Representing data from Gaussian process

So to check what’s going on there, compare the prior and posterior for s. I’m suspicious that it will either be unchanged or become very very small (probably the latter). I could be wrong, though, if it’s a reasonable value that’s great! But you won’t be able to make predictions with_noise, because if you have 9 observed points and you’re trying to make predictions over 100 new points, the model doesn’t know how to distribute your 9 StDevs. If you don’t care about predicting noise, just about epistemic uncertainty, then this shouldn’t matter. There’s a few different scenarios that you could try, depending on what you’re trying to actually do with the GP:

  1. Use every individual measured value (if you have access to them). As an experimentalist-turned-modeller, one of the oddly unintuitive barriers to overcome for and others around me is that you should avoid fitting on aggregated data at all costs, particularly if your data is at all non-linear.

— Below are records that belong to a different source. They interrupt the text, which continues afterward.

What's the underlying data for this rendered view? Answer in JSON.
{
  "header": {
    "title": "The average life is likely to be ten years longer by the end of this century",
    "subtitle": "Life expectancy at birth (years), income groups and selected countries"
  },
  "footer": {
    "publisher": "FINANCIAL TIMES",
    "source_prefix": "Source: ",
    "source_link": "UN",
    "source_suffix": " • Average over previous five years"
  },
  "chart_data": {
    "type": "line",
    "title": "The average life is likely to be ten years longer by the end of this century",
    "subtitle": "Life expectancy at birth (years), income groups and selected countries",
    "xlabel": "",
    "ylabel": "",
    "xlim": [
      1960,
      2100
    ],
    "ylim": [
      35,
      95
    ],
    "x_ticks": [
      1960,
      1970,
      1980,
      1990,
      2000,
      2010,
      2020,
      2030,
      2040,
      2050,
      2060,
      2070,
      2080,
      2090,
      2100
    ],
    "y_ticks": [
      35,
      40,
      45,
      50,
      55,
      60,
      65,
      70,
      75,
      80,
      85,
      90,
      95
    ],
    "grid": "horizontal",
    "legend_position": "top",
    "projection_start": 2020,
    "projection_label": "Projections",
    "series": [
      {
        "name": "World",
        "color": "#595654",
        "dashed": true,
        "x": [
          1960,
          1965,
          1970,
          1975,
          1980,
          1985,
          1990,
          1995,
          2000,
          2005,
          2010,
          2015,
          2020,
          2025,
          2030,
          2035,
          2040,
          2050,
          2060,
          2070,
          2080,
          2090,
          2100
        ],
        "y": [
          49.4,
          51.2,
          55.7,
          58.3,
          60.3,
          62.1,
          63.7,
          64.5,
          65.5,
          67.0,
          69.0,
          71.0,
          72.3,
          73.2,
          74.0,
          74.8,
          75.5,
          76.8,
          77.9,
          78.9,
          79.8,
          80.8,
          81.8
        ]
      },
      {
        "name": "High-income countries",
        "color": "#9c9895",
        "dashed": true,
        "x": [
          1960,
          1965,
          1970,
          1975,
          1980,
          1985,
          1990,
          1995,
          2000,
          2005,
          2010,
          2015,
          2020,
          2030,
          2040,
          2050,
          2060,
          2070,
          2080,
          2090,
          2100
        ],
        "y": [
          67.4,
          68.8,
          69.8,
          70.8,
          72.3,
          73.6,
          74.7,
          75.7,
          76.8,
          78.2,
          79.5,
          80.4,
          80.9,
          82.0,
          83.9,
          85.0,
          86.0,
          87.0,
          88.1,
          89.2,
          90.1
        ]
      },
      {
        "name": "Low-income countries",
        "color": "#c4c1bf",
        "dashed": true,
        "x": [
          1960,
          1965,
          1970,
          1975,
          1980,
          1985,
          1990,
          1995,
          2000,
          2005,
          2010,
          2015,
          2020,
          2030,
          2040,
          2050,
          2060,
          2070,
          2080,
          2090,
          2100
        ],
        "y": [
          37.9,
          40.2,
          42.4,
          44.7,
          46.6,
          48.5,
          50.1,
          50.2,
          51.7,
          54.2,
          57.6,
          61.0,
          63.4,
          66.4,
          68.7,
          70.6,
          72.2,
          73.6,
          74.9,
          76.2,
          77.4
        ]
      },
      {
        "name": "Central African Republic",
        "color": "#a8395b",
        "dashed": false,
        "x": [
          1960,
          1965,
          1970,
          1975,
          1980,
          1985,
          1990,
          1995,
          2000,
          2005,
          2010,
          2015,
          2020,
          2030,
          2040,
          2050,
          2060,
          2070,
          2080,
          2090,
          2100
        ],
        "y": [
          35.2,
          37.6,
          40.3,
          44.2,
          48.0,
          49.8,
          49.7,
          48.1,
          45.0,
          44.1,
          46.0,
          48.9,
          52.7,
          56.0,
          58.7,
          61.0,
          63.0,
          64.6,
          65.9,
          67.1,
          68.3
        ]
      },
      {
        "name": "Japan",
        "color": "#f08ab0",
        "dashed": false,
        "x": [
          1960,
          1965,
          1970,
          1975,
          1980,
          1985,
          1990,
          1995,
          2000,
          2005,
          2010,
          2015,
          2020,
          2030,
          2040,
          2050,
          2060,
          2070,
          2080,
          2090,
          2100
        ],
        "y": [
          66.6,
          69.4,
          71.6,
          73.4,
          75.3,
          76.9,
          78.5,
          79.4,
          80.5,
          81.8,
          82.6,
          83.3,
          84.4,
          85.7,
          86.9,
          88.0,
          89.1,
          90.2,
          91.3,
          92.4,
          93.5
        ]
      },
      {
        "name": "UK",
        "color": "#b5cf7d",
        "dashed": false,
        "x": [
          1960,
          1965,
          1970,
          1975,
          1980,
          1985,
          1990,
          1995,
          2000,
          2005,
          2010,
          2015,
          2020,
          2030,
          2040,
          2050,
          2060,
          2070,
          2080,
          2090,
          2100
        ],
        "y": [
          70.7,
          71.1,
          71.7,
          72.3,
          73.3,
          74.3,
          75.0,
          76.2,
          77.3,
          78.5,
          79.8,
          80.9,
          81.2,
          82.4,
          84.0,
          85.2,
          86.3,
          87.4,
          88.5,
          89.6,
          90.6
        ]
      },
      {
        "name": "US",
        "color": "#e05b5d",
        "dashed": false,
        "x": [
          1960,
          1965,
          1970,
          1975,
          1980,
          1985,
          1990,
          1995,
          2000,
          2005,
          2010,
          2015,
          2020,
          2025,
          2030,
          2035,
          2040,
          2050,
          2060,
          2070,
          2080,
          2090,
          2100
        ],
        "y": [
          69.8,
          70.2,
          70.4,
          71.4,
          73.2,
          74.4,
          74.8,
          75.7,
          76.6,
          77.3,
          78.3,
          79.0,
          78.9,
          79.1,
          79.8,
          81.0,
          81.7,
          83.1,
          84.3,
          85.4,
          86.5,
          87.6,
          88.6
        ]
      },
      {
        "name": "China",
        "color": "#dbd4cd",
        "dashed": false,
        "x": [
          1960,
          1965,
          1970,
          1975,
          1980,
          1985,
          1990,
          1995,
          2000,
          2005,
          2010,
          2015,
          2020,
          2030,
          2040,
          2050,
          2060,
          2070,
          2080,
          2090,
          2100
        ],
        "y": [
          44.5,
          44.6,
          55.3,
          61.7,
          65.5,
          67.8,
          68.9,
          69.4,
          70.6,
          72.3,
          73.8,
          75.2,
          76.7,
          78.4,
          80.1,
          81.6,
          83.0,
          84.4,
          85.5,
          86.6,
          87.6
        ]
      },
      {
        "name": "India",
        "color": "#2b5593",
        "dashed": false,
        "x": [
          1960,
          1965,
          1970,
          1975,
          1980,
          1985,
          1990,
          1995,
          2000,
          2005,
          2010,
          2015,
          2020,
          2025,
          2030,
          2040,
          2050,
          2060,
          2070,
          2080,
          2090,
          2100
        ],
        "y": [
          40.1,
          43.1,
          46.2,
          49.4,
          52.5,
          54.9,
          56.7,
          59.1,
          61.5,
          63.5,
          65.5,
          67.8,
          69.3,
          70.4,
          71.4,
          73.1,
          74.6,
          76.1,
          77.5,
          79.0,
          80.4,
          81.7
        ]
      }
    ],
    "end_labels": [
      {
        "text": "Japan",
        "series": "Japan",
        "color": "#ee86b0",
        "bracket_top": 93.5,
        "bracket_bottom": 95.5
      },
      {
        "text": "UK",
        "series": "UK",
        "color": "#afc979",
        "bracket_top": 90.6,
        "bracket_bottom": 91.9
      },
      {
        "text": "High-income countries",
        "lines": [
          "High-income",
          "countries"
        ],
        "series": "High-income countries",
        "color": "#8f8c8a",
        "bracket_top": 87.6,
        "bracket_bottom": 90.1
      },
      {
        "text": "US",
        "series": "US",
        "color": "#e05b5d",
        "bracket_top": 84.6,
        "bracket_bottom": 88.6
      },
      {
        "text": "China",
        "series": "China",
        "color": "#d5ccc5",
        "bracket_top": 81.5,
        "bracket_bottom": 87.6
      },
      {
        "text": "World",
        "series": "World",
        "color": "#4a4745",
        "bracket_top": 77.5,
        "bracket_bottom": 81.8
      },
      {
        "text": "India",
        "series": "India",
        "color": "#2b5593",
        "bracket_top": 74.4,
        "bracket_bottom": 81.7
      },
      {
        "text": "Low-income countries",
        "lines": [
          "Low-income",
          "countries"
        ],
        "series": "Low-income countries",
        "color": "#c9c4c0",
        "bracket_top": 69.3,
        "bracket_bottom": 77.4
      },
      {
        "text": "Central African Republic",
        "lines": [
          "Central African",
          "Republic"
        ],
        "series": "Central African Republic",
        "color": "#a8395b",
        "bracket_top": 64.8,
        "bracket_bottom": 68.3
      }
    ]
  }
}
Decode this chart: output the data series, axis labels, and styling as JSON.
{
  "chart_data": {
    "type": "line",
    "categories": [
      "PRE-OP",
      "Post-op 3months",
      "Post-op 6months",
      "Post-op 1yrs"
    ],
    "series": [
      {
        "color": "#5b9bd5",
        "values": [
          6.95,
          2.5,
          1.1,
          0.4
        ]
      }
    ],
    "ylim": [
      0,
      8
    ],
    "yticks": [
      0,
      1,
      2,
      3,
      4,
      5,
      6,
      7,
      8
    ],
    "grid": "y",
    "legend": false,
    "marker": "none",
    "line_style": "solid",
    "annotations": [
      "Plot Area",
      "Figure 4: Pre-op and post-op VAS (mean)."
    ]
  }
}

It can hide all sorts of nuances in the data, and can lead your model to perform really poorly. That might be out of your power, but I’d see if you can persuade someone to track down the original measurements.
  2. You said above “I was having issues with the sampling taking each point as have a zero error”. Presumably in that scenario you were still learning s, as in y_ = gp.marginal_likelihood("y",X=x,y=y, noise=s)? If you had noise=0 I can see why that would be problematic, but I would have thought noise=s should have been fine. You could also try an ExpQuad kernel, it’s a bit less wiggly than Matern52 so (I think) more likely to attribute small variations to noise rather than reality.
  3. You could try incorporating the observed uncertainty into y directly, by modeling y as a Normal RV with the appropriate sigma, similar to how uncertainty is incorporated into the x values in the Mauna Loa example. I haven’t tried this, so it might not even be possible, just a thought.
  4. If your standard deviations are relatively similar, or at least not systematically different, you could take the mean stdev and use it as a floor for your learned noise. I.e., y_ = gp.marginal_likelihood("y",X=x,y=y, noise=s) but where s = pm.Deterministic('s', np.mean(stds) + pm.HalfCauchy("s_",beta=5).
  5. If there is a systematic trend to your noise, you might consider implementing a Heteroskedastic GP. Essentially, that example learns two independent latent GPs, one for each of mean behavior and noise, then combines them to model the observations. For this it would still be ideal if you have access to the individual measurements. If not, you’ll probably want to have an additional likelihood that relates the noise-GP to the observed stdevs. Again, I haven’t actually tried that, so buyer beware…

Hopefully that helps!